The final word on whether or not Michelle was to have a section was to be the decision of the pediatrician, Dr DeRoy. As soon as the doctor came through the door she was greeted by Michelle, drunk on gas and air, calling her by her first name. It turns out that Sabine was a client at Michelle's salon and though Michelle does not personally cut her hair she obviously remembered her. Looking back on it Michelle remembers the small small voice inside her screaming "shut up you blithering idiot!" as she called out the doctors name.

Dr DeRoy did not want to be too hasty about the surgery but decided that Michelle should be given an epidural as the eventually of the surgery might have been inevitable.

After the epidural things seemed to calm down. Tina's shift ended and she was replaced by Linda (who I keep wanting to call Janet for some reason) and Karen, a trainee midwife. as the baby's heart rate was erratic there was always someone in the room and various checks were done regularly.
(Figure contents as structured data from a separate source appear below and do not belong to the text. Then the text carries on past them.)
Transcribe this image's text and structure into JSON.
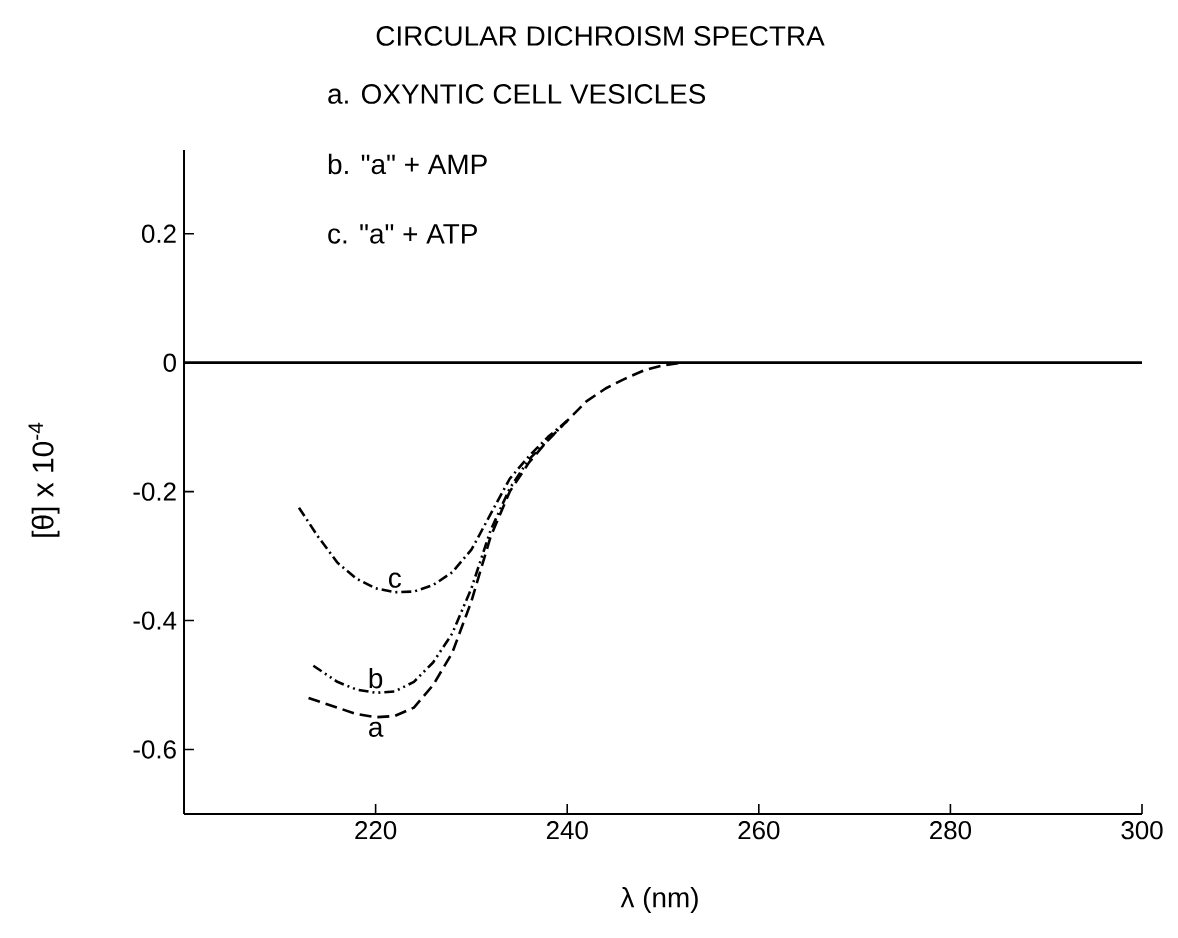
{
  "chart_data": {
    "type": "line",
    "title": "CIRCULAR DICHROISM SPECTRA",
    "xlabel": "λ (nm)",
    "ylabel": "[θ] x 10$^{-4}$",
    "xlim": [
      200,
      300
    ],
    "ylim": [
      -0.7,
      0.33
    ],
    "xticks": [
      220,
      240,
      260,
      280,
      300
    ],
    "yticks": [
      0.2,
      0,
      -0.2,
      -0.4,
      -0.6
    ],
    "grid": false,
    "ref_lines": [
      {
        "axis": "y",
        "value": 0,
        "color": "#000000",
        "line_style": "solid"
      }
    ],
    "annotations": [
      "a. OXYNTIC CELL VESICLES",
      "b. \"a\" + AMP",
      "c. \"a\" + ATP"
    ],
    "series": [
      {
        "name": "a",
        "color": "#000000",
        "line_style": "dashed",
        "x": [
          213,
          216,
          218,
          220,
          222,
          224,
          226,
          228,
          230,
          232,
          234,
          236,
          238,
          240,
          242,
          244,
          246,
          248,
          250,
          252
        ],
        "values": [
          -0.52,
          -0.535,
          -0.545,
          -0.55,
          -0.548,
          -0.535,
          -0.5,
          -0.45,
          -0.37,
          -0.27,
          -0.2,
          -0.155,
          -0.12,
          -0.09,
          -0.06,
          -0.04,
          -0.025,
          -0.012,
          -0.004,
          0
        ]
      },
      {
        "name": "b",
        "color": "#000000",
        "line_style": "dashdotdotted",
        "x": [
          213.5,
          216,
          218,
          220,
          222,
          224,
          226,
          228,
          230,
          232,
          234,
          236,
          238,
          240
        ],
        "values": [
          -0.47,
          -0.495,
          -0.507,
          -0.512,
          -0.51,
          -0.495,
          -0.465,
          -0.42,
          -0.35,
          -0.26,
          -0.195,
          -0.15,
          -0.12,
          -0.09
        ]
      },
      {
        "name": "c",
        "color": "#000000",
        "line_style": "dashdotted",
        "x": [
          212,
          214,
          216,
          218,
          220,
          222,
          224,
          226,
          228,
          230,
          232,
          234,
          236,
          238,
          240
        ],
        "values": [
          -0.225,
          -0.27,
          -0.31,
          -0.335,
          -0.35,
          -0.356,
          -0.355,
          -0.345,
          -0.325,
          -0.29,
          -0.235,
          -0.18,
          -0.145,
          -0.115,
          -0.09
        ]
      }
    ]
  }
}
It was hours of waiting and though the hours seemed to pass quickly it would be dishonest to say that the wait did not seem long.

And then Michelle was told to push. And she pushed! She put everything into each of those pushes and then pushed some more. She never even made a sound because she was so focused on pushing. She was tough.

Durning the course of Michelle's labour our soundtrack had been the erratic heartbeat we could hear on the monitor as well as see. Over the twelve hours I had got to know what the digital readout was when the heart rate dipped. As Michelle pushed and I encouraged her I tried to hide the fear on my face as I watched the the numbers on that display fall lower with every push. And on the the last push the heartrate stopped and for a terrible moment my heart stopped too until... Nathan was here. All of a sudden he was lying on his mothers chest as I cut his cord.

I had been told by many that the birth was disgusting. "Don't watch" they told me "it's horrific!". What a bunch of jessies! It's a life! It's beautiful! Truly the most amazing thing I have ever seen (and I've seen Cirque du Soleil!).

Twenty four hours after his birth we were all three of us on the way home, ready for a new life, new challenges and all the stories yet to be told.